Don Ivan Maffeis“È consapevolezza ormai acquisita quella di dover rendere conto con chiarezza delle questioni amministrative legate alle nostre realtà ecclesiali. Non si tratta soltanto di gestire i beni in maniera corretta e onesta, ma anche di comunicarlo in maniera lineare e da tutti verificabile”. A ricordarlo ieri agli oltre 200 incaricati diocesani per il Sovvenire presenti a Bologna al convegno nazionale “Condivisione dei beni per un umanesimo di misericordia”, promosso dal Servizio per la promozione del sostegno economico alla Chiesa cattolica, è stato don Ivan Maffeis, sottosegretario della Cei e responsabile dell’Ufficio nazionale comunicazioni sociali. Nel suo intervento dedicato a “Potere della notizia: scandali ed economia”, don Maffeis ha parlato di una “trasparenza” che dice “un modo di essere Chiesa; Chiesa che, come ricorda il Concilio, ‘si serve di beni temporali nella misura che la propria missione richiede’”.
“La cultura odierna – ha aggiunto – è attraversata da attese ed esigenze sempre maggiori di trasparenza. In un tempo in cui si sono accelerate enormemente l’intensità e la rapidità dell’informazione, grazie allo sviluppo della Rete e dei social network, tale richiesta di trasparenza è diffusa e investe in maniera specifica la Chiesa”. Lo è ancora di più nelle questioni che riguardano “sia gli abusi sessuali su minori da parte di membri del clero, sia la legalità nell’attività economica e finanziaria”. Il peso degli scandali, riportati dai giornali e legati, per esempio, all’uso distorto di fondi dell’8×1000, secondo don Maffeis, “genera smarrimento e provoca sfiducia nella gente con la conseguente diminuzione della propensione a scegliere la Chiesa cattolica nella firma dell’8×1000”.
L’evoluzione culturale della società, “unita agli interrogativi posti dai media”, ha spiegato il sottosegretario della Cei, “ha portato a maturare in fretta nella comprensione e, quindi, nel coraggio di dover dare conto anche di situazioni imbarazzanti o negative.
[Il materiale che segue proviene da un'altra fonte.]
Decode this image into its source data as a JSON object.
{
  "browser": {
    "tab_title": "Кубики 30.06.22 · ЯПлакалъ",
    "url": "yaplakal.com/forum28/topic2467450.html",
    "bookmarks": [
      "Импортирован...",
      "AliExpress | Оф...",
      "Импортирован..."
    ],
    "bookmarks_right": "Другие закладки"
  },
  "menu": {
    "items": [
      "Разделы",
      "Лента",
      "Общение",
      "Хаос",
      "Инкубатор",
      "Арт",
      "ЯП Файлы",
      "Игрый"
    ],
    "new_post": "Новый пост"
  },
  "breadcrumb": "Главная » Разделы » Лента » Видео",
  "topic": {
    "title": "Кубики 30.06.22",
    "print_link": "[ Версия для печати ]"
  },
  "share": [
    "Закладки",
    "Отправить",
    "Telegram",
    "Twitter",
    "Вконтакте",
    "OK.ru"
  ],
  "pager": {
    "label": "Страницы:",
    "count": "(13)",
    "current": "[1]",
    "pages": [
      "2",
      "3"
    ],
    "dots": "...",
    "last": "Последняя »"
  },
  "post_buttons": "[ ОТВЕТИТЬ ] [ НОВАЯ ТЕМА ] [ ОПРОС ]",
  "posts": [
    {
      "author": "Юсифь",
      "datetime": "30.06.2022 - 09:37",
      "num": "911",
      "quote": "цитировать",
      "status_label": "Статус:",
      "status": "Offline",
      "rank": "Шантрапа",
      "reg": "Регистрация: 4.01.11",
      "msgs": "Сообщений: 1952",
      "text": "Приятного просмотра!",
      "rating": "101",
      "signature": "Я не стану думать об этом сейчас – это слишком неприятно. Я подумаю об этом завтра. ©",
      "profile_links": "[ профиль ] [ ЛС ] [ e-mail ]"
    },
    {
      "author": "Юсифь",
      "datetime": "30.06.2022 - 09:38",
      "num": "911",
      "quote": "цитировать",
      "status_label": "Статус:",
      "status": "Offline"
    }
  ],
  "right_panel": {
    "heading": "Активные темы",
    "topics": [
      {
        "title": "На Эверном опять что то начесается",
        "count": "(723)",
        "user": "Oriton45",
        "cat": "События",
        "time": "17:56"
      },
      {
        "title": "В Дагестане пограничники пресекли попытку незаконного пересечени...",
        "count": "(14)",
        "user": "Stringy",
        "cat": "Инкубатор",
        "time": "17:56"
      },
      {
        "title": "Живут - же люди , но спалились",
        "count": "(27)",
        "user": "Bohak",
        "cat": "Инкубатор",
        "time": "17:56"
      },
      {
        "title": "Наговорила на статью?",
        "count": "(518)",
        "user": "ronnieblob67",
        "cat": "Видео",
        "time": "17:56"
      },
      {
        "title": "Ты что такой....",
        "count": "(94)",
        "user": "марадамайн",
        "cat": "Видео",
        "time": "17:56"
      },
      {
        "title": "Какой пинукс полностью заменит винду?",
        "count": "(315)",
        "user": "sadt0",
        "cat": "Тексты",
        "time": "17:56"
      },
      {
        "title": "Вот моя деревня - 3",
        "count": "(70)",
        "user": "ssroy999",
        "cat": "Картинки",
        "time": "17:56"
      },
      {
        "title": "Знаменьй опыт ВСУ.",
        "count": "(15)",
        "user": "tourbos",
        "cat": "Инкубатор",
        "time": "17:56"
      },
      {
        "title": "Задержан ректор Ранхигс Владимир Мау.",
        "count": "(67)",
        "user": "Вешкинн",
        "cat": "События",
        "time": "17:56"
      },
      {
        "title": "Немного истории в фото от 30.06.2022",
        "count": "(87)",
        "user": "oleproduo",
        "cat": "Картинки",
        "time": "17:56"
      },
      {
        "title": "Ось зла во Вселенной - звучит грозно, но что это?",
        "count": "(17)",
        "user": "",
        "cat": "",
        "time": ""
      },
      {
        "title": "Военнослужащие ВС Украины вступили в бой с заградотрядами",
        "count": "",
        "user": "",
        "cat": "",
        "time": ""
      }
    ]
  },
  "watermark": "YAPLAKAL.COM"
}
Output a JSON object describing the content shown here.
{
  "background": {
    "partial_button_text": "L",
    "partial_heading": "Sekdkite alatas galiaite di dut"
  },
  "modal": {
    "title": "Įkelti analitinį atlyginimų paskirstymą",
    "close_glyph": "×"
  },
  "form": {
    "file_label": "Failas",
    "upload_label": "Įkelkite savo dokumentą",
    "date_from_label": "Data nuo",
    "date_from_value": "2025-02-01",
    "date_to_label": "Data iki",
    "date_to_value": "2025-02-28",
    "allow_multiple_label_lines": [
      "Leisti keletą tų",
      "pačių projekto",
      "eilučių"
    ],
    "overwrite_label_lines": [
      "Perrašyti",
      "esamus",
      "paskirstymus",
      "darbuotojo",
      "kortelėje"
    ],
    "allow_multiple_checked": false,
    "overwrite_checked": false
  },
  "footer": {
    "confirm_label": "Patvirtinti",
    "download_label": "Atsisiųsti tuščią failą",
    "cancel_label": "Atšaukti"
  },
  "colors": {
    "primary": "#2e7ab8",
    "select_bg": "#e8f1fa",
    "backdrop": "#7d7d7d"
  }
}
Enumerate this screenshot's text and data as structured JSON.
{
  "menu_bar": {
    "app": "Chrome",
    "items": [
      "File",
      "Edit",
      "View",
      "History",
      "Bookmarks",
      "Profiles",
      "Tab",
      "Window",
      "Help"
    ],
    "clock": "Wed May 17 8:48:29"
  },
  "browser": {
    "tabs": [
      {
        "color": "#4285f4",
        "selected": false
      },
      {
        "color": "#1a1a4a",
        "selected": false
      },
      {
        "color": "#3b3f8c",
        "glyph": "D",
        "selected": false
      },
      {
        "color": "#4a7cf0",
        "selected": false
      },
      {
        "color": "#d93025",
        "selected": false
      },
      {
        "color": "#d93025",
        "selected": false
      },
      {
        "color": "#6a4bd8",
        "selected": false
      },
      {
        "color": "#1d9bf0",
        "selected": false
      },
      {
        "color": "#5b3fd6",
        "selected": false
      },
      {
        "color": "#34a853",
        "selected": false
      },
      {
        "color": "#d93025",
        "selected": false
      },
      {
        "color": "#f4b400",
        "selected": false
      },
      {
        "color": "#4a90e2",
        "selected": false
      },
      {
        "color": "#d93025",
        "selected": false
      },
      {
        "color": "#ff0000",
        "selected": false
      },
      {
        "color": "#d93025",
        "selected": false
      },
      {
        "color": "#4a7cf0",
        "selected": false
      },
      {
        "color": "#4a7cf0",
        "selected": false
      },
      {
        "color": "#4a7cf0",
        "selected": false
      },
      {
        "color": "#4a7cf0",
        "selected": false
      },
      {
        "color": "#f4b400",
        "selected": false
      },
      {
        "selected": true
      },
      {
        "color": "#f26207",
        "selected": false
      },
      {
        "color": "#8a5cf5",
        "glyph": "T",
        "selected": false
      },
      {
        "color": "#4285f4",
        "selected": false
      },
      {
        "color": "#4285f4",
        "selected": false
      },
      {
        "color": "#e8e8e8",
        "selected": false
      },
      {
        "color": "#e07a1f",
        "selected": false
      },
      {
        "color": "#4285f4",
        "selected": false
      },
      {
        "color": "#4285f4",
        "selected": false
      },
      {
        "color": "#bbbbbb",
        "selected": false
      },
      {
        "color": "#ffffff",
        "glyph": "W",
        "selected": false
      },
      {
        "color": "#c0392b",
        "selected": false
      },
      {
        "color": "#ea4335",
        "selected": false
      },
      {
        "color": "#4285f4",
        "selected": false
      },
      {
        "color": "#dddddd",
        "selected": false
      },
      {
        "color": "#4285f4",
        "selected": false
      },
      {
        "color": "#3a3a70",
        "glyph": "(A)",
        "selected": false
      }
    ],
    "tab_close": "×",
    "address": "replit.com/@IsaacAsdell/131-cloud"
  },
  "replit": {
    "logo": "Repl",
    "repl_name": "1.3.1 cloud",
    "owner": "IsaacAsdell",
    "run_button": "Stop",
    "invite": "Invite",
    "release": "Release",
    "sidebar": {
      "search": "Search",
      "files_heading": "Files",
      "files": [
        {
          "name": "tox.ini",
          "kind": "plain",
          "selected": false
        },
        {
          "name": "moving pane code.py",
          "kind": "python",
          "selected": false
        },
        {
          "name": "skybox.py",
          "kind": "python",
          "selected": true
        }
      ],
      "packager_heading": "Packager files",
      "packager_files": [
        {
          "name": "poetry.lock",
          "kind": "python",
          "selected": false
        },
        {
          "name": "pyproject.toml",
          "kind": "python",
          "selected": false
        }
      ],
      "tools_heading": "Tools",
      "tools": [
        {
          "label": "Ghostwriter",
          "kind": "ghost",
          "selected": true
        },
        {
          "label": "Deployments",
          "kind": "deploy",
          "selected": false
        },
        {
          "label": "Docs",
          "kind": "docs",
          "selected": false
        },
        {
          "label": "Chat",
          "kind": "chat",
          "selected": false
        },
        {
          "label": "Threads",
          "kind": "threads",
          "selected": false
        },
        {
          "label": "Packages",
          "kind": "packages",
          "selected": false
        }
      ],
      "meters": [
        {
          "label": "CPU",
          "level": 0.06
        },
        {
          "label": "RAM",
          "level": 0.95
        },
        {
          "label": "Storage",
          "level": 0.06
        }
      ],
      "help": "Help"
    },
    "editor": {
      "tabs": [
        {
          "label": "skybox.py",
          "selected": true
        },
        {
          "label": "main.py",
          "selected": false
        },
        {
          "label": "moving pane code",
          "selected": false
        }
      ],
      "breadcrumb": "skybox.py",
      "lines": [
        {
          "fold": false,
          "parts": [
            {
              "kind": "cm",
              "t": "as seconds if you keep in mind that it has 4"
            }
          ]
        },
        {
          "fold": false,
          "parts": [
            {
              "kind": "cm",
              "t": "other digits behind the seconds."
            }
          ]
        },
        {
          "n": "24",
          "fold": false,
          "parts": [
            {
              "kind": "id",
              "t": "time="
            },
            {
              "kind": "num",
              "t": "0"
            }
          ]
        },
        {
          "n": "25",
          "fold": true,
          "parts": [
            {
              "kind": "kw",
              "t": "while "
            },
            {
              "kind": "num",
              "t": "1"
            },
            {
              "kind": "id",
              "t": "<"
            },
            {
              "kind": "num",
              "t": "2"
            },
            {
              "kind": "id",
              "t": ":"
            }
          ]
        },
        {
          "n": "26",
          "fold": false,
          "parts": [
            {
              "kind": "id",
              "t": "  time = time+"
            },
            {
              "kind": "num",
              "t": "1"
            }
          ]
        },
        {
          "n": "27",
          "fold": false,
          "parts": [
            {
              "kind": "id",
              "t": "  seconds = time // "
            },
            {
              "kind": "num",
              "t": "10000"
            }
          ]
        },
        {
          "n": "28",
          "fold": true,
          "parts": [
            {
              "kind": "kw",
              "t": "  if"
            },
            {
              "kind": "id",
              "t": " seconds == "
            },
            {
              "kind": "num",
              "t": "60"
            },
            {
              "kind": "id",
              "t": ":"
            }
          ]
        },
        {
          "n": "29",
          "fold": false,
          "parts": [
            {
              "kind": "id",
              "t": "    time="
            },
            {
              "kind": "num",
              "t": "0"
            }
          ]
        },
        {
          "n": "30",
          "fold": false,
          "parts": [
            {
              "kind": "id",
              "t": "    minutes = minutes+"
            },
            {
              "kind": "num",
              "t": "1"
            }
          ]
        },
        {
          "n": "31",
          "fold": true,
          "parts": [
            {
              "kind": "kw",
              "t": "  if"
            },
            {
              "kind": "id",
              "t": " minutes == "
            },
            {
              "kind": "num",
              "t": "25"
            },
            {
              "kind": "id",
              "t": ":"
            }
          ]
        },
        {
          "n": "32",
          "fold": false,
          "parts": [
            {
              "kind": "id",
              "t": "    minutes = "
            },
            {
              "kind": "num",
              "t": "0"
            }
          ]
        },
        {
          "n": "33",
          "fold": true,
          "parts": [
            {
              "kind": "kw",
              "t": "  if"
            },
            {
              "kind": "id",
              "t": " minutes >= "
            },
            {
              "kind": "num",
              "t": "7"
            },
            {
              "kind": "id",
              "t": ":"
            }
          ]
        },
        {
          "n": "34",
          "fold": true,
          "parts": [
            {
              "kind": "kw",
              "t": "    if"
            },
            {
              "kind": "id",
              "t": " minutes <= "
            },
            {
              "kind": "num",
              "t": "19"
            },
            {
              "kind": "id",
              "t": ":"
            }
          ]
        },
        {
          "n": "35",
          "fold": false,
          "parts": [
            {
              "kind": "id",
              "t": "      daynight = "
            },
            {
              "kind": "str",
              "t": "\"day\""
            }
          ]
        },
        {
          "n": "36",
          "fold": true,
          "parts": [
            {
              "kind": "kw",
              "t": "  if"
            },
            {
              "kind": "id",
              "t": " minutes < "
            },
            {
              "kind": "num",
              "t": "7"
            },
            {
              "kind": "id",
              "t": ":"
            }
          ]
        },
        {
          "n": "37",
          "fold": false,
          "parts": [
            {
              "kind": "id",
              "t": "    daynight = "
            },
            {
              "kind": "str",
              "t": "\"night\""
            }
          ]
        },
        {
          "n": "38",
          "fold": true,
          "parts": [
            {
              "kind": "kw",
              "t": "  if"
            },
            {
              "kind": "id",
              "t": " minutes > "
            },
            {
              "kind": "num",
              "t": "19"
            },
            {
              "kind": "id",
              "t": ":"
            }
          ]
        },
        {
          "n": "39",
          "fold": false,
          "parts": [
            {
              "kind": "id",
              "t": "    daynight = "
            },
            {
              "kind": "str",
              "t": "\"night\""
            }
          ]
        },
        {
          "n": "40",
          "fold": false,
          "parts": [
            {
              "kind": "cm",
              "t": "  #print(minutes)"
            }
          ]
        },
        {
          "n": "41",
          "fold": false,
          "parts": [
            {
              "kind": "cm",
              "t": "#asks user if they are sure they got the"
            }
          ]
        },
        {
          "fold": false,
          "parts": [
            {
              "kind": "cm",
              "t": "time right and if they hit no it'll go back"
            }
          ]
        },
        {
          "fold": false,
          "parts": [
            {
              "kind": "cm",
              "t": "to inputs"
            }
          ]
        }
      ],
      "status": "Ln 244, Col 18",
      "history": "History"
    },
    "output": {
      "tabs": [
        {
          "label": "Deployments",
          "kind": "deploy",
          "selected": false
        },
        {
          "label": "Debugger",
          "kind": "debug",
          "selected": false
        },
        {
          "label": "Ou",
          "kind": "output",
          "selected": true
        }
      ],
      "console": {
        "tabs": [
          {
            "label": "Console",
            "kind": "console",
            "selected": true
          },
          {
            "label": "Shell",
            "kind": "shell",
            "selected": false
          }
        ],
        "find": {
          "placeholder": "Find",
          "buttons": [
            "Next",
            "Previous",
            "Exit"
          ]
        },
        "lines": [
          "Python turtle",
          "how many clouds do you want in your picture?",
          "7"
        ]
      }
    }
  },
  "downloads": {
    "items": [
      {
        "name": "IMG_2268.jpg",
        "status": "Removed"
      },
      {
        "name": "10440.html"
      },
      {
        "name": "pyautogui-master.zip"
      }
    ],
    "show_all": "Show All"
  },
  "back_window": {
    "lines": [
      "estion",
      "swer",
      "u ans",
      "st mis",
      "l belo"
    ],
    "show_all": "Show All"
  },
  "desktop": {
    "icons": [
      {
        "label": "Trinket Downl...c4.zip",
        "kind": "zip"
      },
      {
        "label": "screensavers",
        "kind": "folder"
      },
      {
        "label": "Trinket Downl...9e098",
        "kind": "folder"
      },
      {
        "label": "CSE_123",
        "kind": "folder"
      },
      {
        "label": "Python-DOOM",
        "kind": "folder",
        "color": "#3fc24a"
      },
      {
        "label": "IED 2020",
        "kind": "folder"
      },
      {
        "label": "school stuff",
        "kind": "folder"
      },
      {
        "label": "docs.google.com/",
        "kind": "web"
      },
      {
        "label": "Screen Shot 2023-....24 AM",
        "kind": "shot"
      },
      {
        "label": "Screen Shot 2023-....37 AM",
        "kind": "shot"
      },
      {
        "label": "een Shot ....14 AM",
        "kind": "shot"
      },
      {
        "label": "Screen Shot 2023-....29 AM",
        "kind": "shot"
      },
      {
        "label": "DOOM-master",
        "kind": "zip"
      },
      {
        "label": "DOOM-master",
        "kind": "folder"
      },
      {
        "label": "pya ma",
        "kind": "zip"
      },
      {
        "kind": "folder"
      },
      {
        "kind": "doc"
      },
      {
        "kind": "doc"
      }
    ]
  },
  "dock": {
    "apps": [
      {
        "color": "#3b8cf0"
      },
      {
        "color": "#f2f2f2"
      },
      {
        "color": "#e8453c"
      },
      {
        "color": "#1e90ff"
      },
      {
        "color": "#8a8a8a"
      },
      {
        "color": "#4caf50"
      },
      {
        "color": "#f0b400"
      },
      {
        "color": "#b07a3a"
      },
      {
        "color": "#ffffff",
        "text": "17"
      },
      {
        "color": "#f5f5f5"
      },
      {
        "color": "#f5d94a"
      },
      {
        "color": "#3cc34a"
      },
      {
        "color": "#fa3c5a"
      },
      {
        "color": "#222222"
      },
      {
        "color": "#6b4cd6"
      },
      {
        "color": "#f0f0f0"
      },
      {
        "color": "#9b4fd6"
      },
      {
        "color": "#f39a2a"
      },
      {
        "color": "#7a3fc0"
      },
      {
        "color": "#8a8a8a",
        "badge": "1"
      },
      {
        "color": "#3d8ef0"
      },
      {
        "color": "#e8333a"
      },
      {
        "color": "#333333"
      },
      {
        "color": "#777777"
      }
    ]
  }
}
Oggi, per quanto attiene alla sfera della moralità e della legalità, è necessario essere pronti e propositivi nel dire la verità. E, del resto, è sotto gli occhi di tutti il forte impegno della Chiesa per un’informazione corretta e obiettiva, attenta a dare ragione delle prese di posizione di vescovi, di linee guida e di normative”.
Per don Maffeis si tratta di “un banco di prova, che comporta spesso un sofferto cammino di purificazione; è criterio di credibilità, per cui bisogna essere in grado di non avere nulla da nascondere, forti di una testimonianza che si qualifica per il rigore, la coerenza, il rifiuto di ogni ipocrisia e doppiezza. Perché, se è pur vero che dobbiamo stare attenti a non trasformare la stessa trasparenza in un assoluto – in alcuni ambiti, infatti, è lo stesso rispetto del cammino ecclesiale a richiedere che alcune fasi siano protette, custodite e accompagnate con la necessaria discrezione – attorno a questioni morali ed economiche un senso di nascondimento non si può giustificare in alcun modo: va superato senza esitazioni”.